Another object of this invention is to provide a new and improved manual winch switch which is characterized by a sealed switch housing mounted on or in the winch housing of an electric winch and connected to the DC reversible winch motor for operating the winch motor in the event of failure of the conventional electrical winch-operating system.



Yet another object of this invention is to provide a manual switch for mounting on or in a conventional DC electric winch housing and electrically connected to the reversible DC electric motor in the winch for manually operating the winch by hand-manipulation of a turret handle or push-pull knobs attached to the switch housing or remotely operating the switch by manipulation of a control handle connected to the switch housing by means of wires or by energizing a rotary actuator or solenoids mounted in the switch housing.

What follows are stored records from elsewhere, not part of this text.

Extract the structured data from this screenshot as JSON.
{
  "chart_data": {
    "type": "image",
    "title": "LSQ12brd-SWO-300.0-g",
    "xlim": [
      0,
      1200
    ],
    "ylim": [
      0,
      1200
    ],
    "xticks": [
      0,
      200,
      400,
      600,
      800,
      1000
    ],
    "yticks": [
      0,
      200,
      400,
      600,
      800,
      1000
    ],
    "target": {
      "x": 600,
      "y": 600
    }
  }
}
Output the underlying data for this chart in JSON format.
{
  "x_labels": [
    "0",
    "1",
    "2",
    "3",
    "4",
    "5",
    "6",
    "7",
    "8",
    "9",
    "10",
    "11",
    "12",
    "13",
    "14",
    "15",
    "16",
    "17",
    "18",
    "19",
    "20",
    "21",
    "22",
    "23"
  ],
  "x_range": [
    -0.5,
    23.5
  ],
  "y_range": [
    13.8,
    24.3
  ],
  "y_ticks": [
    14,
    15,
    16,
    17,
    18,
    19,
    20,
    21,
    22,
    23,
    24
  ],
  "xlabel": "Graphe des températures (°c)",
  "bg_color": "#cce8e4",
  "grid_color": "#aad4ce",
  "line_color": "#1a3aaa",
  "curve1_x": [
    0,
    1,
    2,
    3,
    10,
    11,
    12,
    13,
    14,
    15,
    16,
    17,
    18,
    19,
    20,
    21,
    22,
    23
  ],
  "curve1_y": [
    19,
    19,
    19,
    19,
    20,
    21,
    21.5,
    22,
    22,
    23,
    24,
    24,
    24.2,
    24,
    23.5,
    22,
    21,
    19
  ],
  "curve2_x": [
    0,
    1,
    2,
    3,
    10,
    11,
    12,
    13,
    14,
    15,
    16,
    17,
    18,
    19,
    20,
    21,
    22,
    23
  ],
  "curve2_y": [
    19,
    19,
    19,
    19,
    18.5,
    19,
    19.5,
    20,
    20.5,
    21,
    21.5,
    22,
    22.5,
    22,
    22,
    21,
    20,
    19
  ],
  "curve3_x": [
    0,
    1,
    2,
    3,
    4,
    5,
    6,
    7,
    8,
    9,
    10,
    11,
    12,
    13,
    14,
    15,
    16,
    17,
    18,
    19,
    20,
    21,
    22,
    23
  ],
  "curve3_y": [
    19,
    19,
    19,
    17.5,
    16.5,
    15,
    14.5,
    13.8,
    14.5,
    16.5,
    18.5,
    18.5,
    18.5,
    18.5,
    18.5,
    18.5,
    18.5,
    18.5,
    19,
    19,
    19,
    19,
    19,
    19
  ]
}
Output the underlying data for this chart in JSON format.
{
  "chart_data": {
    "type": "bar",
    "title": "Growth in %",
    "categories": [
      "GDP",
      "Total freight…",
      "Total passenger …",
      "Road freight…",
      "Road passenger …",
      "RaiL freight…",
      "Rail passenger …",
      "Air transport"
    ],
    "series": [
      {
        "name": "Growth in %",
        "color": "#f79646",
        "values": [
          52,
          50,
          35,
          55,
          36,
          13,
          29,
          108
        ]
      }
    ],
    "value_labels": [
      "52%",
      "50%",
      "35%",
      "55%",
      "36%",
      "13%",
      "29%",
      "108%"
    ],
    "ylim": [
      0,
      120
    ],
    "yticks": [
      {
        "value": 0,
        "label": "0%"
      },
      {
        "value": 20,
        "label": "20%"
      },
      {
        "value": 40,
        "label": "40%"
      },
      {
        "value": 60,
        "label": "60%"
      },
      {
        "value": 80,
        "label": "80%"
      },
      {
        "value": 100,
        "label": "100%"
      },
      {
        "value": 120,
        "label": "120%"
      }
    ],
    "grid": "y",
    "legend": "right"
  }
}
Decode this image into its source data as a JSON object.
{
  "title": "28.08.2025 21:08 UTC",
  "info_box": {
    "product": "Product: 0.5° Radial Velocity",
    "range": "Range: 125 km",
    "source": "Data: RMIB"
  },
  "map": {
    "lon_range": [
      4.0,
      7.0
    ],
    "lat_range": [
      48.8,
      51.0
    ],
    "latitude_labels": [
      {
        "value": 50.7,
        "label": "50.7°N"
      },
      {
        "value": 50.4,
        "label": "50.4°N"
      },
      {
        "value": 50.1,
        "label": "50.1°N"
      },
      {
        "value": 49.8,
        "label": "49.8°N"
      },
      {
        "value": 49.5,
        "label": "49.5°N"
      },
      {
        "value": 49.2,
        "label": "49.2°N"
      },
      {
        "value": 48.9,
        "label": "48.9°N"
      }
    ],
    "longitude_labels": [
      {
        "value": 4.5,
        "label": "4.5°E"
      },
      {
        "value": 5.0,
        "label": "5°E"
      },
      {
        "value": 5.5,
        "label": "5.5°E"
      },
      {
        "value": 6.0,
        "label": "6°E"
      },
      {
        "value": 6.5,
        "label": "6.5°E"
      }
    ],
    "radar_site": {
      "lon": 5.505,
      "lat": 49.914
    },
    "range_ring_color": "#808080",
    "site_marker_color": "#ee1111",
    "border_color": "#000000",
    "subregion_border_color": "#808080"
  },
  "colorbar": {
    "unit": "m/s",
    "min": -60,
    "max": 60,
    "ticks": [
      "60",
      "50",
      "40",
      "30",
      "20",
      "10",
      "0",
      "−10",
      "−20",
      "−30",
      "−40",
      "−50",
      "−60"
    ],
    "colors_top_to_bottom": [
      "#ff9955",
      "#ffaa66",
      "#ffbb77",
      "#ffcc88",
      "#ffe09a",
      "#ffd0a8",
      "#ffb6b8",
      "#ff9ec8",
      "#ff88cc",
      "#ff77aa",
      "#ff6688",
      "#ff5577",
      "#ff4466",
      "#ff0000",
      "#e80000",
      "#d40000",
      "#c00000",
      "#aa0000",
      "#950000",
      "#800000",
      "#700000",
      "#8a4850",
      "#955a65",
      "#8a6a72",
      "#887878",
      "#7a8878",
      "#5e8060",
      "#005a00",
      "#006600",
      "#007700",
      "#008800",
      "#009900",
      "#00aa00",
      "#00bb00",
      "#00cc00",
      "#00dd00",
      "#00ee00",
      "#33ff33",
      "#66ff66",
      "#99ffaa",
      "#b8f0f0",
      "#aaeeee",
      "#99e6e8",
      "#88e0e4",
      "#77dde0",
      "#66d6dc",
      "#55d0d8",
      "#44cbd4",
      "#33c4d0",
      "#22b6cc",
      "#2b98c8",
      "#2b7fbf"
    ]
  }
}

Another object of this invention is to provide a new and improved sealed, substantially fail-safe manual switch for operating a winch in the event of failure of the conventional winch electrical system, which manual switch includes a switch housing containing spring-loaded contact bars as well as fixed contacts insulated from the housing and from each other and located in a pool of contact fluid sealed in the housing, wherein the fixed contacts in the housing are connected to the reversible DC electric winch motor and the spring-loaded contact bars within the housing are selectively manipulated by hand-operation of a turret assembly or push-pull knobs mounted on the switch housing or by a remote handle connected to the fixed housing by means of wires or by means of a rotary actuator or a pair of solenoids mounted on the housing and connected to the contact bars and operated by a toggle switch, to operate the reversible DC electric winch motor when the conventional winch electrical system fails.